David da Silva, 26, coordenador de comunicação do Raízes, e Mário, estudante de publicidade responsável pelo site http://www.raizesemmovimento.org.br/,
são outros jovens que se destacam como referência na
comunidade. Os talentos da pintura são Tiago Tosh e Beto Era,
que fizeram painéis gigantes nos muros e paredes da Avenida
Central para denunciar o cotidiano de violência nas favelas e a
violação dos direitos humanos em algumas ações arbitrárias da polícia.
O próximo Circulando será no dia 29 de março.
Trabalhos fora da favela
Alguns
trabalhos da equipe já ganharam destaque fora da favela, como a pintura
temática no muro principal de um dos campus da Faculdades Integradas
Hélio Alonso, a Facha, em Botafogo, na Zona Sul. A outra iniciativa do
Raízes, em parceria com o Sesc, é o Motirô, com oficinas de comunicação
e meio ambiente, além de promover atividades de esporte e lazer. Pelo
menos 50 alunos do ensino médio matriculados em escolas públicas do
Alemão e do conjunto de favelas da Penha são atendidos pelo projeto.
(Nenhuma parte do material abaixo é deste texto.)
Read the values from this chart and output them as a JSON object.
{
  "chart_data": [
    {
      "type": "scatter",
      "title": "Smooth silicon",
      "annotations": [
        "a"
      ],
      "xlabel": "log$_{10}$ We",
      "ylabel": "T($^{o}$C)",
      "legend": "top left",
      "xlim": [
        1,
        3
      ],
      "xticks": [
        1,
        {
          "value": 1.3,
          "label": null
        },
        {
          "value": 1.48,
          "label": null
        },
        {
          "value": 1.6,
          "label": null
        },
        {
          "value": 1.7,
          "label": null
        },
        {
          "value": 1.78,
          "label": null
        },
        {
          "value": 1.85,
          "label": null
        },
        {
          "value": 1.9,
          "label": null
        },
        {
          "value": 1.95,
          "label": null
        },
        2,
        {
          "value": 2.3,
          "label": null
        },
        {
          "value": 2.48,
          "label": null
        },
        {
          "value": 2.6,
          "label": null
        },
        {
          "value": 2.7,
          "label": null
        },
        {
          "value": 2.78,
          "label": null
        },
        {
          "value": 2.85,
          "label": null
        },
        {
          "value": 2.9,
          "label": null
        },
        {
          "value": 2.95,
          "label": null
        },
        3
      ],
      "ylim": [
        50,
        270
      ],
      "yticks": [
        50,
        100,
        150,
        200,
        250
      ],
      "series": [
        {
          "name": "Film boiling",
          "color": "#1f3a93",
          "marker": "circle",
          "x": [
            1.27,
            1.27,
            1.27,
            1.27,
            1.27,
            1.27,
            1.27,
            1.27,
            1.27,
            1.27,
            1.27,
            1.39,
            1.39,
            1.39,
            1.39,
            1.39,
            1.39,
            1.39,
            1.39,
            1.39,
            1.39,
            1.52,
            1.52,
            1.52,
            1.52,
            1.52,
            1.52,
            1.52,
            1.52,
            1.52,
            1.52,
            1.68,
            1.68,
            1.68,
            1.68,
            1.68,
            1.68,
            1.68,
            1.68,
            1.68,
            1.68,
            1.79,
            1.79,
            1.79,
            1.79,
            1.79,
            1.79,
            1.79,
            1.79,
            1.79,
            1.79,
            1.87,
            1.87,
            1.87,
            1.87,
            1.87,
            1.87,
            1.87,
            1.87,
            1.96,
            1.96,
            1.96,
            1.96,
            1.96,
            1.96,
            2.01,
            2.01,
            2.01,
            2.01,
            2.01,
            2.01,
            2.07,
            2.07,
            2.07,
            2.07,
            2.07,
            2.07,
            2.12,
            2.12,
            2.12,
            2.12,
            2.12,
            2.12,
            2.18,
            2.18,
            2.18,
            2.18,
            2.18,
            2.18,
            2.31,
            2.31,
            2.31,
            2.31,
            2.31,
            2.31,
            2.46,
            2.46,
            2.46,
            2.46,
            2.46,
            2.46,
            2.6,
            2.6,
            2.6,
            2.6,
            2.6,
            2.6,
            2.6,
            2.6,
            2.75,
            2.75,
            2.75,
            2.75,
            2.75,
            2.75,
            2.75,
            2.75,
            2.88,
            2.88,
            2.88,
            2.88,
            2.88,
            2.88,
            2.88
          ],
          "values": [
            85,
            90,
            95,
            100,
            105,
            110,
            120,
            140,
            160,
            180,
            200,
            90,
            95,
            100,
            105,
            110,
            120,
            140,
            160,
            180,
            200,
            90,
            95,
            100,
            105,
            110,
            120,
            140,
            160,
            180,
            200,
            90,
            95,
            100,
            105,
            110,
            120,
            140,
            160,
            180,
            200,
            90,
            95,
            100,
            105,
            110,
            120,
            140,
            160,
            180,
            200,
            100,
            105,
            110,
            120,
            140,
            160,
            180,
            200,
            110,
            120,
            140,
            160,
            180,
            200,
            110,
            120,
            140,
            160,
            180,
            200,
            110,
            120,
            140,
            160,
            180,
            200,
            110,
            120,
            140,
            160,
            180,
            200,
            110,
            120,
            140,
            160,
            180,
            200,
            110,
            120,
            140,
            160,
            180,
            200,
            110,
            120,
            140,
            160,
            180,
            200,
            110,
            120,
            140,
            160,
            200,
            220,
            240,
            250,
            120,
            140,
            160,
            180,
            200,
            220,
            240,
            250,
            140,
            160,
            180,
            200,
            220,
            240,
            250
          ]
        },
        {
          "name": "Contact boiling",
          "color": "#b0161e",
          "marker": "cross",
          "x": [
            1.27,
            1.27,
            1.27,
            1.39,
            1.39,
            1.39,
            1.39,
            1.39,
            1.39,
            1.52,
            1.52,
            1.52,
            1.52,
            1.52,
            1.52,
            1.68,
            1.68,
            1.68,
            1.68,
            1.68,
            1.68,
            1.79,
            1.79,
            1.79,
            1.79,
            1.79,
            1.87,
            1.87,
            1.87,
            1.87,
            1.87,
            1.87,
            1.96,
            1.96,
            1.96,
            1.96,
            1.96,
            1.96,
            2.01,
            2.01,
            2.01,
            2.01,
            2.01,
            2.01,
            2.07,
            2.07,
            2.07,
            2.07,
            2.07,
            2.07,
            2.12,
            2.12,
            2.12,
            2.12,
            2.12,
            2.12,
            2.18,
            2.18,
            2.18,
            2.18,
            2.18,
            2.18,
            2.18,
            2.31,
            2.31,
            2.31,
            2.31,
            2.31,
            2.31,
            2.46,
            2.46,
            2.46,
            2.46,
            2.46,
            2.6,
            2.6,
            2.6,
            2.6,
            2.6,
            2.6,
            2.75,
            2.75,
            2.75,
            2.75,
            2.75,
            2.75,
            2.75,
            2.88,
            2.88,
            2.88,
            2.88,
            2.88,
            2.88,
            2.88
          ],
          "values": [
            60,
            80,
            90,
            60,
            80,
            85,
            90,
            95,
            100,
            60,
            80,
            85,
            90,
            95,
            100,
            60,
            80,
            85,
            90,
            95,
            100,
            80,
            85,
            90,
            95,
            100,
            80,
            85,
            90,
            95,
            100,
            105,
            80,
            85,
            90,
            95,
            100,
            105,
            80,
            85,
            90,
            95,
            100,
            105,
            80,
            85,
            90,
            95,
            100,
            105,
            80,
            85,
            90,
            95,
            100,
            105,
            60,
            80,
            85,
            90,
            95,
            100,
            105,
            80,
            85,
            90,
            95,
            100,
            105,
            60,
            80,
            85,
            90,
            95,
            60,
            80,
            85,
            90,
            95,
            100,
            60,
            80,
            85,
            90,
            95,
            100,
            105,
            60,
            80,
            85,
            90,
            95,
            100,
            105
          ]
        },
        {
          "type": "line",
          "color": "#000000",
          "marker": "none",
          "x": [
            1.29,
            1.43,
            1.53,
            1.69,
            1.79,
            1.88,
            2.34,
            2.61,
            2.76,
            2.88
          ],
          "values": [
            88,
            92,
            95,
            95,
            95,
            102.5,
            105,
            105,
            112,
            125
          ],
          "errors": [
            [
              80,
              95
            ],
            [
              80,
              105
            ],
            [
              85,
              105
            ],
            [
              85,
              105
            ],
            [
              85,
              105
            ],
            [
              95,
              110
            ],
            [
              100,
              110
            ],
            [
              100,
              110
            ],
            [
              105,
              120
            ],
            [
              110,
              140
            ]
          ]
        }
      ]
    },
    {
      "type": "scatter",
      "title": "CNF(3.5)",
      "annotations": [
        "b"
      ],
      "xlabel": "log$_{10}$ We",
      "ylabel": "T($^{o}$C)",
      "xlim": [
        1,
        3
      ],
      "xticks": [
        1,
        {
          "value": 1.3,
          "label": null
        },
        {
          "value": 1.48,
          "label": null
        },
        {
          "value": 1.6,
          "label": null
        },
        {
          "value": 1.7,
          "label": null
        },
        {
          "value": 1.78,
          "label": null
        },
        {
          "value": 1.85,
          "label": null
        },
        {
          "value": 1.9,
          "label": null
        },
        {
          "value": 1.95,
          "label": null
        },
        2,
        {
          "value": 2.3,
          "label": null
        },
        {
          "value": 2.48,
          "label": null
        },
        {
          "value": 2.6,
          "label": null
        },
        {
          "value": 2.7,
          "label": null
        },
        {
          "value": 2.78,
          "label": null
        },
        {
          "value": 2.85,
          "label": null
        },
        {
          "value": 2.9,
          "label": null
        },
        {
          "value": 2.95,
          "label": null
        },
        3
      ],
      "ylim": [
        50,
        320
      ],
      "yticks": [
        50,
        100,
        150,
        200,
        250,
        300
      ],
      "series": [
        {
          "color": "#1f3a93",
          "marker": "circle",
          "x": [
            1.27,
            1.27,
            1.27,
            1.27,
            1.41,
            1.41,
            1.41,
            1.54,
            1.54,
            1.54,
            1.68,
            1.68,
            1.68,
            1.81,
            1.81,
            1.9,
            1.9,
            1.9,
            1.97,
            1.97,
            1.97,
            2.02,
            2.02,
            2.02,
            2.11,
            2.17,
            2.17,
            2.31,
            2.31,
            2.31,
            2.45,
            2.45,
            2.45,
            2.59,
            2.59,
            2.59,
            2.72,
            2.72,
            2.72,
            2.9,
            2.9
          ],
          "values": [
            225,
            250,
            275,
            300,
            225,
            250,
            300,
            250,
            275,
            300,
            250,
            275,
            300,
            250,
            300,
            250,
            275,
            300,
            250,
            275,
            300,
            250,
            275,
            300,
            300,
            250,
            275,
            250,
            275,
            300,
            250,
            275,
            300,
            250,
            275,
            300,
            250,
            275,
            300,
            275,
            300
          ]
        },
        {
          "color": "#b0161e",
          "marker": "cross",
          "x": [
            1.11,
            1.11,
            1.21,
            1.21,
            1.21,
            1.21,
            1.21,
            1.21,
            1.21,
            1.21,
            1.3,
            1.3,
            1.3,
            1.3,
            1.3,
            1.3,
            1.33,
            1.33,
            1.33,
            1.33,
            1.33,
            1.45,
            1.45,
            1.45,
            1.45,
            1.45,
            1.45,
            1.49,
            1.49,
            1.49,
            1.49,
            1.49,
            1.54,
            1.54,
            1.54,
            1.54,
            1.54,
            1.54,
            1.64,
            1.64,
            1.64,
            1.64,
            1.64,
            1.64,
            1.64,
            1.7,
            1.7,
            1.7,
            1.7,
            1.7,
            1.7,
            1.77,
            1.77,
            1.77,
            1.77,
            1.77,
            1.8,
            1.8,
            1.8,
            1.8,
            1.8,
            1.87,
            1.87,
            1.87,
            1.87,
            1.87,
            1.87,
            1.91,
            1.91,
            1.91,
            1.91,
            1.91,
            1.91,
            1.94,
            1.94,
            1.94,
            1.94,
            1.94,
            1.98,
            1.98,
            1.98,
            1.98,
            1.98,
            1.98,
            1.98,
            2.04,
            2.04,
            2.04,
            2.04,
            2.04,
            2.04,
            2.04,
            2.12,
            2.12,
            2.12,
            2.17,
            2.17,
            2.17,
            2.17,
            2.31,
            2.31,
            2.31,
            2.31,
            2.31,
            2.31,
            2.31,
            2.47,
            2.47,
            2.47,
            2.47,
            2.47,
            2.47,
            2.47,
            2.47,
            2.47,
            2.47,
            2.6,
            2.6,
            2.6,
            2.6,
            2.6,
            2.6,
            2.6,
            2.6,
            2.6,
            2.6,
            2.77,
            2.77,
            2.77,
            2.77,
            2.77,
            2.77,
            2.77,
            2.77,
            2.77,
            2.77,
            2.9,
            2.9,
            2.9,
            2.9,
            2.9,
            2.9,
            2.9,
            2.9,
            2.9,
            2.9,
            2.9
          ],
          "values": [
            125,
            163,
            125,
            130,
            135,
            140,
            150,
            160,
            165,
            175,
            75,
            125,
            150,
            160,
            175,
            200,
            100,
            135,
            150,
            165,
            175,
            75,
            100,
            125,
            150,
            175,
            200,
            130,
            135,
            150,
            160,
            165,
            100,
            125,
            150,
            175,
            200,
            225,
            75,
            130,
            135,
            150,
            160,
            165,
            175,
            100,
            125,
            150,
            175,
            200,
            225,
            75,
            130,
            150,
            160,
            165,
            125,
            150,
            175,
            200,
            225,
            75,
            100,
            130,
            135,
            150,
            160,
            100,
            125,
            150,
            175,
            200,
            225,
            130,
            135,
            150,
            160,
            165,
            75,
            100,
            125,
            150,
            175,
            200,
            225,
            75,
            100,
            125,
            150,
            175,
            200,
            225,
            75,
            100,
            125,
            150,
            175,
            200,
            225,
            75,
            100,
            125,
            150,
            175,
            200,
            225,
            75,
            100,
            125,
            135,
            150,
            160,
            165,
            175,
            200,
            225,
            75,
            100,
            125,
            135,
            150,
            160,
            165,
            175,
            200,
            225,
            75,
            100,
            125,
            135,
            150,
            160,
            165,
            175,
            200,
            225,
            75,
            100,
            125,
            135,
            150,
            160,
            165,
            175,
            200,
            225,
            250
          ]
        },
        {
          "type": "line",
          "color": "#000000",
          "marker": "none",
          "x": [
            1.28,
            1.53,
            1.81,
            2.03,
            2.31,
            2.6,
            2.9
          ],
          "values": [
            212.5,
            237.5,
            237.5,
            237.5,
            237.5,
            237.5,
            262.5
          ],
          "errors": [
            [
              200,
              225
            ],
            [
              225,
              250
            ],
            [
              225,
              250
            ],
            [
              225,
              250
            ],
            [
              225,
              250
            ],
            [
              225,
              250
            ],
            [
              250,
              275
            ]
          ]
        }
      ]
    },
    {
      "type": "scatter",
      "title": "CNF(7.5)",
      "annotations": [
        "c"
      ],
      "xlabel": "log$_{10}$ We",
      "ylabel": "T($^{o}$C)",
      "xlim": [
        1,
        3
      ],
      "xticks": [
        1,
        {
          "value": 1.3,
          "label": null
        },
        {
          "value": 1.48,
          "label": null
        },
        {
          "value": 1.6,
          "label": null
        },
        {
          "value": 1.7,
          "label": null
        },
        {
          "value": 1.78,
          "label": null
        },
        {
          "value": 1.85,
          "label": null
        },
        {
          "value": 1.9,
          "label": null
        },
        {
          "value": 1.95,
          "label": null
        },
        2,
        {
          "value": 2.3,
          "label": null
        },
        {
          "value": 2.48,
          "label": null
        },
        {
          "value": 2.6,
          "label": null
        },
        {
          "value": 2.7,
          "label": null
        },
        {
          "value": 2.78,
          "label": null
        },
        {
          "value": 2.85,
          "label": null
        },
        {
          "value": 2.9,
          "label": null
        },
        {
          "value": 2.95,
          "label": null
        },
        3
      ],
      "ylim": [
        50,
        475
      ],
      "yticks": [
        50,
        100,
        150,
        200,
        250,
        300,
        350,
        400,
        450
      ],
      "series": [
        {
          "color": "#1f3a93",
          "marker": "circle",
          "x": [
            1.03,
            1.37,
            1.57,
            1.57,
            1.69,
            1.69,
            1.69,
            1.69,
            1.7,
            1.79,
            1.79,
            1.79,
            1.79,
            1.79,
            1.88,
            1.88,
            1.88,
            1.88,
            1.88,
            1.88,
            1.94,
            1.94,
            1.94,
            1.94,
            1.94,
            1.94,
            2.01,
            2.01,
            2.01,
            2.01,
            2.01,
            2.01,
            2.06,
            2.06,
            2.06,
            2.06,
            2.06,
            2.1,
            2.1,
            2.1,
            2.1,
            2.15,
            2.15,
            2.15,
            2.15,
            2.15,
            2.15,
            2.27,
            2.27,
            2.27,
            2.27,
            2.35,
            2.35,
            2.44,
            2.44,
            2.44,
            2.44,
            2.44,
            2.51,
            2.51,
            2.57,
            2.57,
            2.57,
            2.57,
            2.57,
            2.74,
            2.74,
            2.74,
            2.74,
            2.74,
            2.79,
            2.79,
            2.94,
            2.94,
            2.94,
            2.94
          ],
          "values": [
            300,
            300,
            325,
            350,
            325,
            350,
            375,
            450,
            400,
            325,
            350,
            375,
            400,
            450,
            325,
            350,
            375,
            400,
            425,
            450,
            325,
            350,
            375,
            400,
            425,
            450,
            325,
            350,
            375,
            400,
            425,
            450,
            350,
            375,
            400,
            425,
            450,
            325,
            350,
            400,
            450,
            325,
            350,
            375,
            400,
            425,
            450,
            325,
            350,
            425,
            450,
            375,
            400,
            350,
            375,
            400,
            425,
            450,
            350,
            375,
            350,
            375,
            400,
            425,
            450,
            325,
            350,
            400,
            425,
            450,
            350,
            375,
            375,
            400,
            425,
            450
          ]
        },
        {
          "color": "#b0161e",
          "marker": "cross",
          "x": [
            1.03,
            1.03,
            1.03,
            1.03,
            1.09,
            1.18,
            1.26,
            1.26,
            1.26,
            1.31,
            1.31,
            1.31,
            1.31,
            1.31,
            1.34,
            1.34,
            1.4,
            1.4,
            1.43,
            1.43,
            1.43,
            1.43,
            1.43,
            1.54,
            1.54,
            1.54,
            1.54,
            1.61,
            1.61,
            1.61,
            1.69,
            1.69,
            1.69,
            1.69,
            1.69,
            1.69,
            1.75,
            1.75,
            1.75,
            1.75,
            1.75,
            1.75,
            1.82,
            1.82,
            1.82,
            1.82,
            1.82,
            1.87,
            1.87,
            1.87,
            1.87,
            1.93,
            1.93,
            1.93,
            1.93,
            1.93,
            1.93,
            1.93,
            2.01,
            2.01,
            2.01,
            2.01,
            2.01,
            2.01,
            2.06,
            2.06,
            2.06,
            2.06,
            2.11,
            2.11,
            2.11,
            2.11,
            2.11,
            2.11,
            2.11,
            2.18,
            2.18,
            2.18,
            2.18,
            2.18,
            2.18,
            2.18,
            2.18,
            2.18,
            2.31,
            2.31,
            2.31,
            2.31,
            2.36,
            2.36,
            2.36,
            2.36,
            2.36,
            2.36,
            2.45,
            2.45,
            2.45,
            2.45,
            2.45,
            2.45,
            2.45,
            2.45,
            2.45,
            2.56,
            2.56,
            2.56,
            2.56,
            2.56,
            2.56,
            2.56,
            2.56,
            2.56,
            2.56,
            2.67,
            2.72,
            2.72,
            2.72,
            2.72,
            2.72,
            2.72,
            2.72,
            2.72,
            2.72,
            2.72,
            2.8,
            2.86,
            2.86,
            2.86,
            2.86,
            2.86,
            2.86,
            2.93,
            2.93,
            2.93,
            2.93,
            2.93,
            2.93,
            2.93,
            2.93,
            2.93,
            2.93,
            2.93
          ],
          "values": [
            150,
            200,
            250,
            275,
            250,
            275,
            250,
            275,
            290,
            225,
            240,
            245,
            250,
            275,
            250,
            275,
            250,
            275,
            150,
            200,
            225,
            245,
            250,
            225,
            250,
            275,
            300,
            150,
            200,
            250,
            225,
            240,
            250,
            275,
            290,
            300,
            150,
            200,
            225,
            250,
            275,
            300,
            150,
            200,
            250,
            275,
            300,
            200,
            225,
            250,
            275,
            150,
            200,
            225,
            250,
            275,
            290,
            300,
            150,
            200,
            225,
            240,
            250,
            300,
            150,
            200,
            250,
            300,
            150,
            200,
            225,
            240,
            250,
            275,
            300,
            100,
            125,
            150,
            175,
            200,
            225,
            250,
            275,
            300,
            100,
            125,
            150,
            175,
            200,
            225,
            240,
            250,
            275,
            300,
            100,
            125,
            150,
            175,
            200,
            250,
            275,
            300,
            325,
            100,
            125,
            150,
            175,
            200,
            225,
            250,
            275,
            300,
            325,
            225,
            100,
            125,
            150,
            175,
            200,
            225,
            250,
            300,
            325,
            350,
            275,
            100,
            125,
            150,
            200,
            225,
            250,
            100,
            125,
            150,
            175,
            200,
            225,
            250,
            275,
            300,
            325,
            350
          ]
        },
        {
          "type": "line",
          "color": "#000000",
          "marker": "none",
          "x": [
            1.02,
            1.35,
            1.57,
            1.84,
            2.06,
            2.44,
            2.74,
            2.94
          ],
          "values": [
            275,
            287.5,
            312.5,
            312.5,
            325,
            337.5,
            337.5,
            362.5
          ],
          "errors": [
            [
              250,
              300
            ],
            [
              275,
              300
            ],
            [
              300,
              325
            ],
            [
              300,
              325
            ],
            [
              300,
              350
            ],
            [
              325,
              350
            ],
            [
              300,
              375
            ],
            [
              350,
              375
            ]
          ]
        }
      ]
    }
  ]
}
Os integrantes desses movimentos estão otimistas com as mudanças
propostas para o Alemão. Às vezes, acham que tudo não passa de uma
grande utopia. Mas, no momento, estão dispostos a sonhar.
O Alemão
O
conjunto de favelas do Alemão é formado por 12 favelas como o Morro
Alemão, Grota, Nova Brasília, Alvorada, Alto Florestal, Itararé, Morro
da Baiana, Morro do Mineiro, Morro da Esperança, Joaquim de Queiroz,
Cruzeiro, Morro das Palmeiras. As comunidades estão localizadas na
Serra da Misericórdia, parte central da região da Leopoldina,
abrangendo uma área formada por cinco bairros: Inhaúma, Bonsucesso,
Ramos, Olaria e Penha.
O que será feito pelo PAC
Segundo
a Secretaria estadual de Obras, a comunidade vai ganhar obras de
infra-estrutura, com abastecimento de água e redes de esgoto, escolas,
postos de saúde e pavimentação, além de um teleférico e 2.620 unidades
habitacionais e melhorias de outras 4 mil casas.